Lei do Silêncio – Condomínios lideram as queixas

6 de julho de 2016

Reportagem de Eliane Proscholdt e Francine Spinassé
Foto Ademir Ribeiro (jornal A Tribuna)
A Tribuna – 06 de julho – Página 2
A Tribuna – 06 de julho – Página 3

Apesar da discussão com relação ao som alto emitido por cultos religiosos após decisão da Justiça, na Grande Vitória a maioria das reclamações que chegam ao Disque-Silêncio com relação a barulho vem das festas em casas e condomínios.

As prefeituras alertam que, apesar de muitos não saberem, há limites para barulho também durante o dia e o serviço de fiscalização pode ser acionado a qualquer hora.

Em Vitória, somente neste ano foram registradas 371 reclamações no Disque-Silêncio por causa de barulho em residências e condomínios. O ruído de obras ficou em segundo lugar, com 167 queixas.

A maioria das ligações para o serviço de Disque-Silêncio na capital é feita por moradores de Jardim Camburi, seguido de Jardim da Penha e Praia do Canto. A gerente de fiscalização da Secretaria de Meio Ambiente de Vitória, Priscila Ligia Alvarenga, ressaltou que o serviço do Disque-Silêncio opera todos os dias da semana, inclusive nos finais de semana e feriados.

Assim como na capital, em Vila Velha as denúncias contra festas em residências também lideram o ranking das queixas, seguidas de bares e igrejas. Para quem insiste em desrespeitar a legislação, a prefeitura informou que os valores das multas dependem de cada situação, mas podem variar entre R$ 2.700 e aproximadamente R$ 15 mil.

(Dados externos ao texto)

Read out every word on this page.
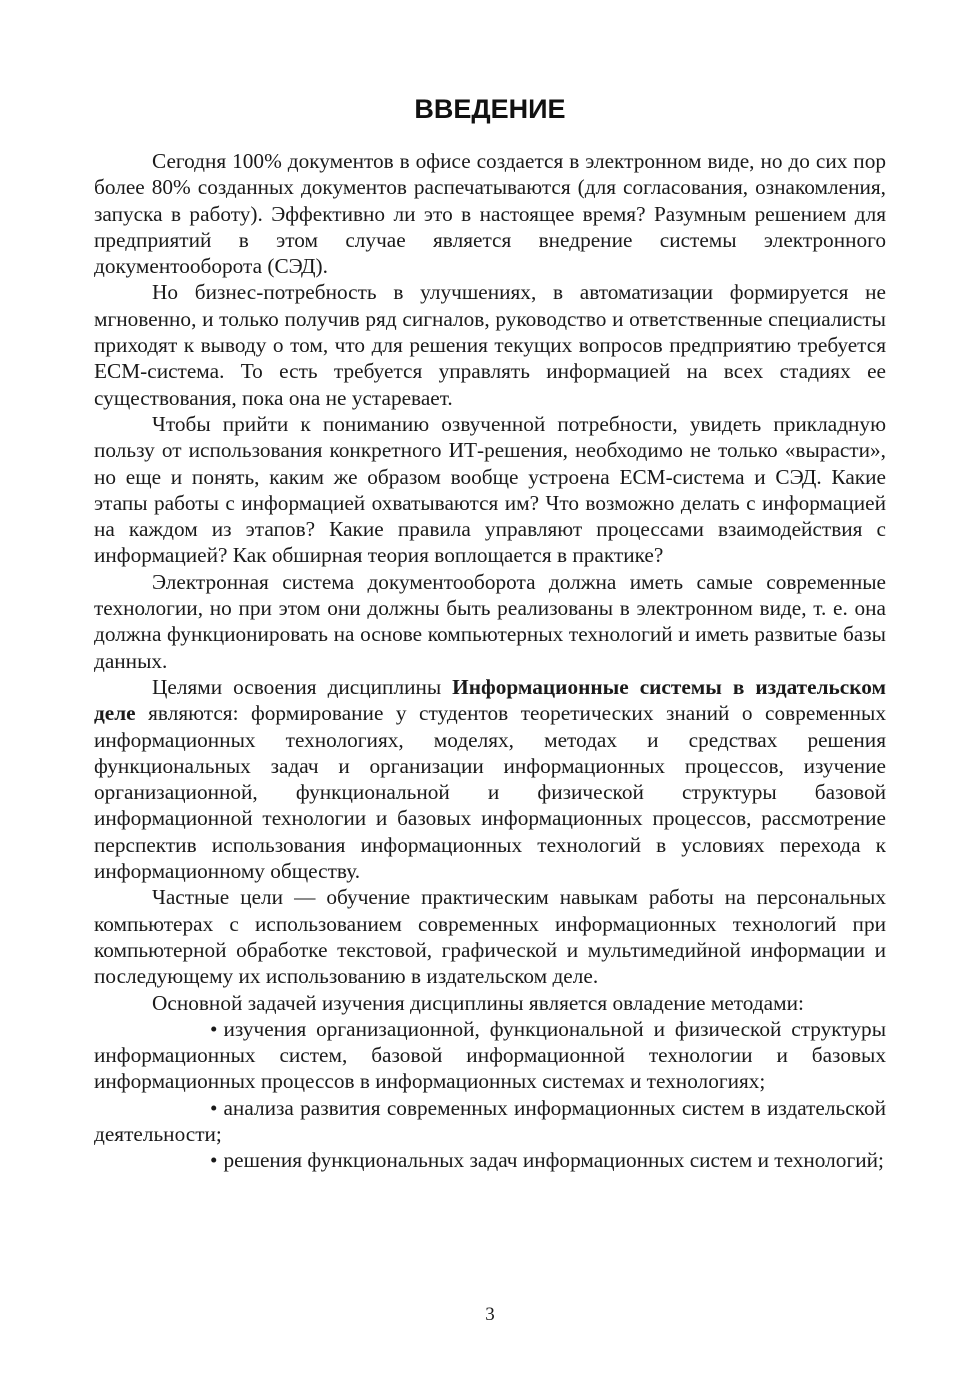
ВВЕДЕНИЕ

Сегодня 100% документов в офисе создается в электронном виде, но до сих пор более 80% созданных документов распечатываются (для согласования, ознакомления, запуска в работу). Эффективно ли это в настоящее время? Разумным решением для предприятий в этом случае является внедрение системы электронного документооборота (СЭД).

Но бизнес-потребность в улучшениях, в автоматизации формируется не мгновенно, и только получив ряд сигналов, руководство и ответственные специалисты приходят к выводу о том, что для решения текущих вопросов предприятию требуется ЕСМ-система. То есть требуется управлять информацией на всех стадиях ее существования, пока она не устаревает.

Чтобы прийти к пониманию озвученной потребности, увидеть прикладную пользу от использования конкретного ИТ-решения, необходимо не только «вырасти», но еще и понять, каким же образом вообще устроена ЕСМ-система и СЭД. Какие этапы работы с информацией охватываются им? Что возможно делать с информацией на каждом из этапов? Какие правила управляют процессами взаимодействия с информацией? Как обширная теория воплощается в практике?

Электронная система документооборота должна иметь самые современные технологии, но при этом они должны быть реализованы в электронном виде, т. е. она должна функционировать на основе компьютерных технологий и иметь развитые базы данных.

Целями освоения дисциплины Информационные системы в издательском деле являются: формирование у студентов теоретических знаний о современных информационных технологиях, моделях, методах и средствах решения функциональных задач и организации информационных процессов, изучение организационной, функциональной и физической структуры базовой информационной технологии и базовых информационных процессов, рассмотрение перспектив использования информационных технологий в условиях перехода к информационному обществу.

Частные цели — обучение практическим навыкам работы на персональных компьютерах с использованием современных информационных технологий при компьютерной обработке текстовой, графической и мультимедийной информации и последующему их использованию в издательском деле.

Основной задачей изучения дисциплины является овладение методами:

• изучения организационной, функциональной и физической структуры информационных систем, базовой информационной технологии и базовых информационных процессов в информационных системах и технологиях;

• анализа развития современных информационных систем в издательской деятельности;

• решения функциональных задач информационных систем и технологий;

3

Em Cariacica, as principais queixas são as mesmas. Com relação às igrejas, uma legislação municipal prevê regras diferenciadas, podendo chegar a 100 decibéis.

Já na Serra, a liderança no ranking de denúncias fica por conta dos carros de som. A prefeitura informou que, para todos os casos em que o Disque-Silêncio é acionado, a primeira abordagem é para orientação. Em caso de multa, o valor varia de R$ 50 a R$ 10 mil. A Prefeitura da Serra informou que, desde 23 de fevereiro de 2015, quando foi implantada a Lei de Bares na cidade, houve uma redução superior a 50% nas ocorrências relativas à perturbação da tranquilidade.

O assessor jurídico do Sindicato Patronal de Condomínios e Empresas de Administração de Condomínios no Estado (Sipces), Roberto Merçon, disse que os eventos em salões de festas lideram as queixas, como os que começam ao dia e se estendem até a madrugada.